Pascale Petit veröffentlichte vier Lyriksammlungen. The Huntress und The Zoo Father kamen auf die engere Auswahlliste für den britischen T. S. Eliot-Preis und im Times Literary Supplement unter die „Bücher des Jahres“. Ihre aktuellen Gedichtbände sind The Treekeeper’s Tale (2008) und The Thorn Necklace. Forty poems after Frida Kahlo (2009). Die Poetry Book Society und das Arts Council bezeichneten sie 2004 als eine der Lyrikerinnen der nächsten Generation. Sie erhielt zahlreiche Preise und wurde in viele Sprachen übersetzt. Ursprünglich ließ sie sich am Royal College of Art zur Bildhauerin ausbilden und war von 1989 bis 2005 Herausgeberin der Poetry London. Momentan ist sie Royal Literary Fund Fellow an der Universität Middlesex und arbeitet als Privatdozentin an der Universität Oxford , der Poetry School und der Tate Modern.
Sabine Stiglmayr
Die Baumhüter-Geschichte
Ich hab mich häuslich eingerichtet im hohlen Stamm eines rothölzigen Mammutbaums.

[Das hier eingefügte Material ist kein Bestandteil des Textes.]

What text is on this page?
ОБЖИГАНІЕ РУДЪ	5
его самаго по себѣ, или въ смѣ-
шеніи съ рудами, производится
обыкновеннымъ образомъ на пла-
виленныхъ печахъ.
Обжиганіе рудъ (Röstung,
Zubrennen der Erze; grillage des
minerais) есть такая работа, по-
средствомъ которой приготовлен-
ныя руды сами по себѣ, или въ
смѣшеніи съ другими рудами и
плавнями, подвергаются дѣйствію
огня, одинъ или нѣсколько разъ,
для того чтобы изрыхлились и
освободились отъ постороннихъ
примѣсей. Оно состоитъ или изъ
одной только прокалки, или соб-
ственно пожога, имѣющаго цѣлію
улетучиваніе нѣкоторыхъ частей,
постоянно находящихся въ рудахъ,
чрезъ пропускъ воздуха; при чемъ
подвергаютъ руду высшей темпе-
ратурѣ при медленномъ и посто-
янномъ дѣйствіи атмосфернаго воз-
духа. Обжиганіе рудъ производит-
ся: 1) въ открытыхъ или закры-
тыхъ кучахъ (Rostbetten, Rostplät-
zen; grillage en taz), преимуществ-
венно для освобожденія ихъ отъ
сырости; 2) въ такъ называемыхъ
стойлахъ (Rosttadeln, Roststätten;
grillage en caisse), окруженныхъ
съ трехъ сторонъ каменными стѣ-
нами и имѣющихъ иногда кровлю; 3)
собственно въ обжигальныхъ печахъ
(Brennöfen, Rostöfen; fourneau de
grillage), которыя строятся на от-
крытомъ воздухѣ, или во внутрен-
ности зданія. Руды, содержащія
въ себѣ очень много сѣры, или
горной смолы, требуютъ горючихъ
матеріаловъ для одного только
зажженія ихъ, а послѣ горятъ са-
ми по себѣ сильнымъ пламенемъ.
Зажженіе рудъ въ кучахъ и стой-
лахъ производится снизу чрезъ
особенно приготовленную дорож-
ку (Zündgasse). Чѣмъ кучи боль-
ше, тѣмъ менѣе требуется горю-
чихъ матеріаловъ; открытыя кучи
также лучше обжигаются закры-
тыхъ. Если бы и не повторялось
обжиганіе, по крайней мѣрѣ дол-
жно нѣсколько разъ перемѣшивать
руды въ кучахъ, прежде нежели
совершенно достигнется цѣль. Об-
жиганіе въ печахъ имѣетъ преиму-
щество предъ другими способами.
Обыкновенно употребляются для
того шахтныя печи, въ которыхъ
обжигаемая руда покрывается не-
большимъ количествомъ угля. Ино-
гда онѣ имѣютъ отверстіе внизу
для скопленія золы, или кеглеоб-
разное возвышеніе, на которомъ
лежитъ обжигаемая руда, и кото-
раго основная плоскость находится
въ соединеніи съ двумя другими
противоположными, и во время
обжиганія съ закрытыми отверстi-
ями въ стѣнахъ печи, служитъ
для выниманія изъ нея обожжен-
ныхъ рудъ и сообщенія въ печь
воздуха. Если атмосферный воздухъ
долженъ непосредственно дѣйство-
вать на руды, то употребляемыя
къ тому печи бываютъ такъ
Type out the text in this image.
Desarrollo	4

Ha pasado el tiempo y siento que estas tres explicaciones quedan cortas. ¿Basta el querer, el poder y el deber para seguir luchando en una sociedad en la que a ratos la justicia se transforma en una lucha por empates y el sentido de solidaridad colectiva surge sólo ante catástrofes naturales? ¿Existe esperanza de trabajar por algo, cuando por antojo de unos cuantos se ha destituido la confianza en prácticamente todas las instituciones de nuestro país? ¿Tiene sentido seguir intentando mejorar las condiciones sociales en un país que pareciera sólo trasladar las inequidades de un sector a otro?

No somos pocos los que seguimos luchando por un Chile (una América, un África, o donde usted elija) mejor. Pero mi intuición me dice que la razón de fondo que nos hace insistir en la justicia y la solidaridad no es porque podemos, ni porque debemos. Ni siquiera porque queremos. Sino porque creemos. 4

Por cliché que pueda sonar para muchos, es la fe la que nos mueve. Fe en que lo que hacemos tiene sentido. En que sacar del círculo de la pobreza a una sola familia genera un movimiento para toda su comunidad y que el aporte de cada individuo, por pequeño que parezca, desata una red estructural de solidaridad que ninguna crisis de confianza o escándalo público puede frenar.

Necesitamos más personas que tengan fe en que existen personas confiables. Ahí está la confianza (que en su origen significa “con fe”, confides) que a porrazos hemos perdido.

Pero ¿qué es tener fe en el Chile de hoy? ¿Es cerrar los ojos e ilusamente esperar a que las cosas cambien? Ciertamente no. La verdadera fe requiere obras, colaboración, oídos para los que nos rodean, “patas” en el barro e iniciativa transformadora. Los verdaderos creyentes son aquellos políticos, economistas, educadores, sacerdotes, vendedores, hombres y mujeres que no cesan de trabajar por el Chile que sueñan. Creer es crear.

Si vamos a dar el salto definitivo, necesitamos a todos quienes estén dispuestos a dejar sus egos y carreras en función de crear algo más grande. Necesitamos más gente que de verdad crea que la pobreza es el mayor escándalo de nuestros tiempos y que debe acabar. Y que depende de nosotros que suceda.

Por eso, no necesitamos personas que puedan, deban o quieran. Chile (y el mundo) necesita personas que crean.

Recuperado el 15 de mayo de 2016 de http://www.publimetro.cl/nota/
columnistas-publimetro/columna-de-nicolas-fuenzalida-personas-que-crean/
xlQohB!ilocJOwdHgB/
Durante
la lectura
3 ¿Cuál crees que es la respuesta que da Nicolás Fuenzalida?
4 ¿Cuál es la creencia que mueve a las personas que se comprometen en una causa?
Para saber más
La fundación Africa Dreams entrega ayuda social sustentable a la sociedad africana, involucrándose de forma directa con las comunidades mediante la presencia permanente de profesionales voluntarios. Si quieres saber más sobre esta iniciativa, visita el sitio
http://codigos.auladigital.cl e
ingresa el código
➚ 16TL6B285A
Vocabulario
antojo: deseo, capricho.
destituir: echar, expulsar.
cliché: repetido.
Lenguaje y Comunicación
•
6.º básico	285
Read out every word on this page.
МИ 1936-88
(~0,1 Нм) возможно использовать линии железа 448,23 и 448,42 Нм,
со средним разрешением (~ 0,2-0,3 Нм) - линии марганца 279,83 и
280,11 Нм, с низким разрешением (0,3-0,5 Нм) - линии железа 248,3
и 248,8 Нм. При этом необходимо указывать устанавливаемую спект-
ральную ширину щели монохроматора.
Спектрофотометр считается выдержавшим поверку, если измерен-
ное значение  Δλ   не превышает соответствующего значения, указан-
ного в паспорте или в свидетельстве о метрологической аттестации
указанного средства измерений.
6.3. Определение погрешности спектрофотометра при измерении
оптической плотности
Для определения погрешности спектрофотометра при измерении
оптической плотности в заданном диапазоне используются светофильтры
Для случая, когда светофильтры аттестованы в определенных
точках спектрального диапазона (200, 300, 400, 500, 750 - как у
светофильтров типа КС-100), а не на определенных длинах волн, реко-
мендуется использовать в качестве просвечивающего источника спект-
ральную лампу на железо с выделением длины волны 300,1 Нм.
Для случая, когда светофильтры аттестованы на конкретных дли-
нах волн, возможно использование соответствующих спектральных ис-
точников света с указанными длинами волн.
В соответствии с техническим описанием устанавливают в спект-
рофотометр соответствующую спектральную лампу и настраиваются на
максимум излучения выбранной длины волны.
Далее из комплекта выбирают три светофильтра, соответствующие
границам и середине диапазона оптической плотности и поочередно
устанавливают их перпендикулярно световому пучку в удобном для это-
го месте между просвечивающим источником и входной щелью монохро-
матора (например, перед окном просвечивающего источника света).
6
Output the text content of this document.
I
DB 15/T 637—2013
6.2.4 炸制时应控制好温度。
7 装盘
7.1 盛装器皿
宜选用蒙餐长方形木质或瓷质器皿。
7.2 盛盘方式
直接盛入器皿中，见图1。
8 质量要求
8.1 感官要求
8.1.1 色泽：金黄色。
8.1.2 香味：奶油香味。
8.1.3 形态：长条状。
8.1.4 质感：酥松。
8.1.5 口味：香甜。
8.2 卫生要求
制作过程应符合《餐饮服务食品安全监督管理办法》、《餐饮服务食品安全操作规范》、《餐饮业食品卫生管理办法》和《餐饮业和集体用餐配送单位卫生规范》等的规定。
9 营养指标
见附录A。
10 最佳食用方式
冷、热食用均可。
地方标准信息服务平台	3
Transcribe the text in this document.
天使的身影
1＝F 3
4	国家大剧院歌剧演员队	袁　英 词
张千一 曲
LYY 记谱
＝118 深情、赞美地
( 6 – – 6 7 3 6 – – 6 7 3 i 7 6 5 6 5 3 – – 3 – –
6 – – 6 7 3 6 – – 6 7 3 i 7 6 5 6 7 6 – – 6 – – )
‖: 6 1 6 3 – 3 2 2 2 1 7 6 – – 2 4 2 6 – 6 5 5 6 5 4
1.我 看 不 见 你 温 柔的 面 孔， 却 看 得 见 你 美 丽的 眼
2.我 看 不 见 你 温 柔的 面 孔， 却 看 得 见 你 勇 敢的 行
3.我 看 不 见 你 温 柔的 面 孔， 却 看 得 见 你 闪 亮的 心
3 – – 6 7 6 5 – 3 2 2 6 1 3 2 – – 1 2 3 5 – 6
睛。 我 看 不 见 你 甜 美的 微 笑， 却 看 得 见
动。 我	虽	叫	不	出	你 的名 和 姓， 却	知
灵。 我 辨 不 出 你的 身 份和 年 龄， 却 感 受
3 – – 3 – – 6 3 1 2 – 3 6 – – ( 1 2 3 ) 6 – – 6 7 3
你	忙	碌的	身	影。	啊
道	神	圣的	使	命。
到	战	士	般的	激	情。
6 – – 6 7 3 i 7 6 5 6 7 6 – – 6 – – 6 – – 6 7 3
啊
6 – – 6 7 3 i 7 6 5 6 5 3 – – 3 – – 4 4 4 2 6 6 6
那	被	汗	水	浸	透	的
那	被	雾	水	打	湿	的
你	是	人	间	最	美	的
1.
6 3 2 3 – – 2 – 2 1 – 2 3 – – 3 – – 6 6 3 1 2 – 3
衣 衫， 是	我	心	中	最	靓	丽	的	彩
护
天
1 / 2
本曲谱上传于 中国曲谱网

Mein Bett ist eine Matte von Piniennadeln. Zapfen lassen ihre Spiralen fallen
auf mein Gesicht, als ich schlafe. Ich habe die üblichen Flug-Träume.
Aber alles, was ich weiß, wenn ich aufwache, ist, dass diese Baumrinde mein Behältnis ist
wenn ich durch den Raum sause. Einst, wurde ich in meiner Wiege geschaukelt,
die aus rotem Küstenholz geschnitzt war, ihre Schlaflieder waren mein altes Fischerboot.
Ich suchte nach diesem singenden Hain und wurde sein Wächter.
Es gibt Tage, an denen der Wind jeden Baum spielt
wie ein neues Instrument im Wald-Orchester.
In wilden Nächten ist meiner eine Flöte. Nach Jahren der Einsamkeit
begann ich, sein Lied zu hören. Ich liege da auf die Sterne starrend,
bis die Wachstumsringe mich in Reifen umfassen-
Chöre konzentrischer Farben, als ob mein Baum gerade dabei ist,sich zu erinnern
an die Musik der Sphären. Und ich erinnere mich beinahe daran, wie ich
mein erstes Wort spreche, wie es aus meinem Mund herausströmte wie eine Taube.
Ich habe es vergessen wie andere meiner lieblichen Laute.
Übersetzt von Anna Barbara Braun
Des Baumhüters Bericht
Ich hab ein Haus gebaut in der Höhle eines Mammutbaumstamms.
Mein Bett ist eine Matte aus Piniennadeln. Zapfen werfen ihre Spiralen
auf mein Gesicht, wenn ich schlafe. Ich hab die üblichen Träume vom Fliegen.
Aber alles, was ich weiß, wenn ich erwache, ist: diese Borke ist meine Barke,
wenn ich durchs All schieße. Einstmals wurde ich in einer Wiege geschaukelt,
geschnitzt aus einem Küsten-Mammutbaum, seine Schlaflieder waren mein Boot.
Ich suchte nach diesem singenden Holz und wurde sein Wächter.
Tage gibt es, da spielt der Wind jeden Baum
wie ein neues Instrument im Wald-Orchester.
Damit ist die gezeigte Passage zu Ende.